Şu 'kirli iş' meselesi

Geçtiğimiz haftalarda bu sitede yayınlanan  Ahmet Sait Akçay’la gerçekleştirdiğimiz  “Postkolonyalist Edebiyat ve Feminizm” konulu  söyleşide “kirli iş”lerden para kazanarak çocuklarını yetiştiren annelere hepimizin bir şeyler borçlu olduğu şeklinde bir görüş dile getirmiştim. Bir okuyucu söyleşi için yazdığı yorumda  “kirli iş” derken neyi kastettiğimi  soruyordu.  Bu konuda akla gelecek sorulara cevap aradığım ayrıntılı bir yazı bu köşede yayınlanmıştı aylar önce:  “ Filozof ve Bakıcı Kadın”.  Aynı bağlamda bir yazım “Temizlikçi Kadın ve Yazar Kadın” başlığını taşıyor, Özgün Duruş gazetesinde yayınlanmıştı.

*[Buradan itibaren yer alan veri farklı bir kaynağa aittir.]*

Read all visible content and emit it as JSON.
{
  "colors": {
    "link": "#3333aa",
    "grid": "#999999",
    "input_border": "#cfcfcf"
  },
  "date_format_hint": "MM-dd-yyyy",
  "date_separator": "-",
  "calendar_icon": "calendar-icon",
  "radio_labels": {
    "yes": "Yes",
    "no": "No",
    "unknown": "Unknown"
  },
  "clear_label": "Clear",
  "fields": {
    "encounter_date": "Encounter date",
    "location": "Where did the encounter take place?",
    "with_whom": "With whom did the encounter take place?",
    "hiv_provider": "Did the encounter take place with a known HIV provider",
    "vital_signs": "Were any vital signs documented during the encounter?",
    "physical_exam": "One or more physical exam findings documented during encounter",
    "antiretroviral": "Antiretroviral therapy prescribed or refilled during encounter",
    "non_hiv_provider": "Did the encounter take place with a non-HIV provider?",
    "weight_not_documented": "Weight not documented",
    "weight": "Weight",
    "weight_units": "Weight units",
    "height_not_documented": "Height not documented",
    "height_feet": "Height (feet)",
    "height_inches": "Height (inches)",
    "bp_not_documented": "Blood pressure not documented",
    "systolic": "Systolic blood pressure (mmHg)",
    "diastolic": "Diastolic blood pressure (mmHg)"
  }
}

Yine de yazayım burada: “Kirli iş”  derken  toprağın çamurun söz konusu olduğu işleri kastetmediğimiz pek açık; teyemmüm temizlenmesini öğrenen toprağın, toz olmaya devam eden yaprakların, güneşin nazarının değdiği çayırın çimenin -leke bıraksa dahi-  kirlettiğini düşünmez.

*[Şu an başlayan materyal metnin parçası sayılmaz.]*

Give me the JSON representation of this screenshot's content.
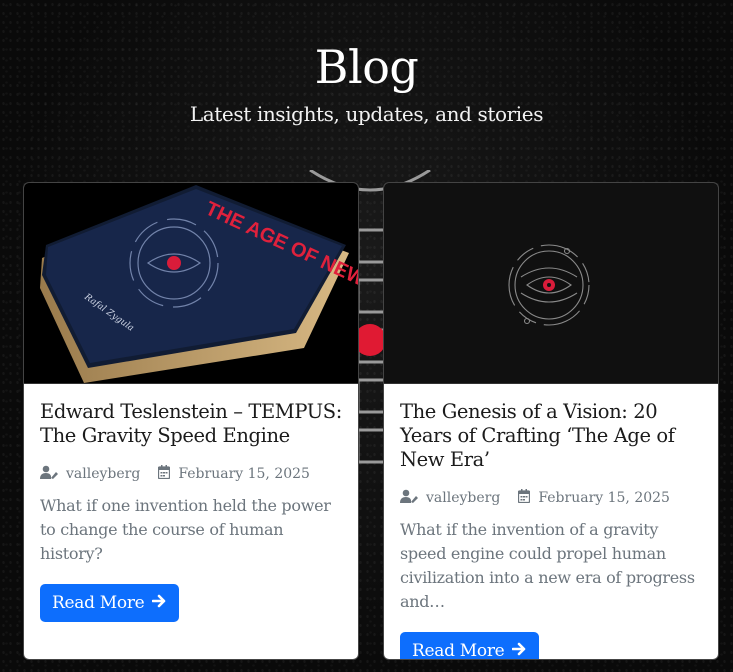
{
  "header": {
    "title": "Blog",
    "subtitle": "Latest insights, updates, and stories"
  },
  "posts": [
    {
      "title": "Edward Teslenstein – TEMPUS: The Gravity Speed Engine",
      "author": "valleyberg",
      "date": "February 15, 2025",
      "excerpt": "What if one invention held the power to change the course of human history?",
      "read_more": "Read More",
      "image": {
        "book_title": "THE AGE OF NEW ERA",
        "book_author": "Rafal Zygula"
      }
    },
    {
      "title": "The Genesis of a Vision: 20 Years of Crafting ‘The Age of New Era’",
      "author": "valleyberg",
      "date": "February 15, 2025",
      "excerpt": "What if the invention of a gravity speed engine could propel human civilization into a new era of progress and…",
      "read_more": "Read More"
    }
  ],
  "colors": {
    "accent": "#0d6efd",
    "eye_red": "#d91c3a",
    "muted_text": "#6c757d"
  },
  "icons": {
    "author": "user-pen-icon",
    "date": "calendar-icon",
    "read_more": "arrow-right-icon"
  }
}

Toprak temizler, alır bedenin ve ruhun gerilim yükünü. Bulduğu her fırsatta secdeye durmak için toprak zemin arayan ben, bağ bahçe toprak işlerinin insan ruhunu yıkadığına inanırım. Mustafa Kutlu, Tolstoy, Knut Hamsun, Cengiz Aytmatov, Thoreau, Afet Ilgaz ve Blake okumayı da bu nedenle severim.  Edebiyatın  masa başına kilitlenmeye çağıran ısrarının söz konusu ettiği kireçlenme tehdidine karşı bir süredir yazılarımda,  dijital iletişim ve faaliyet alanının yayılmacılığına karşı toprakla ilişkiyi bir şekilde sürdürme gayretinin ifadesi olmak üzere elektrik çarpmalarına karşı koruyucu bir tekniği anlatan “topraklama” terimini yeniden yorumlamaya çalışıyorum.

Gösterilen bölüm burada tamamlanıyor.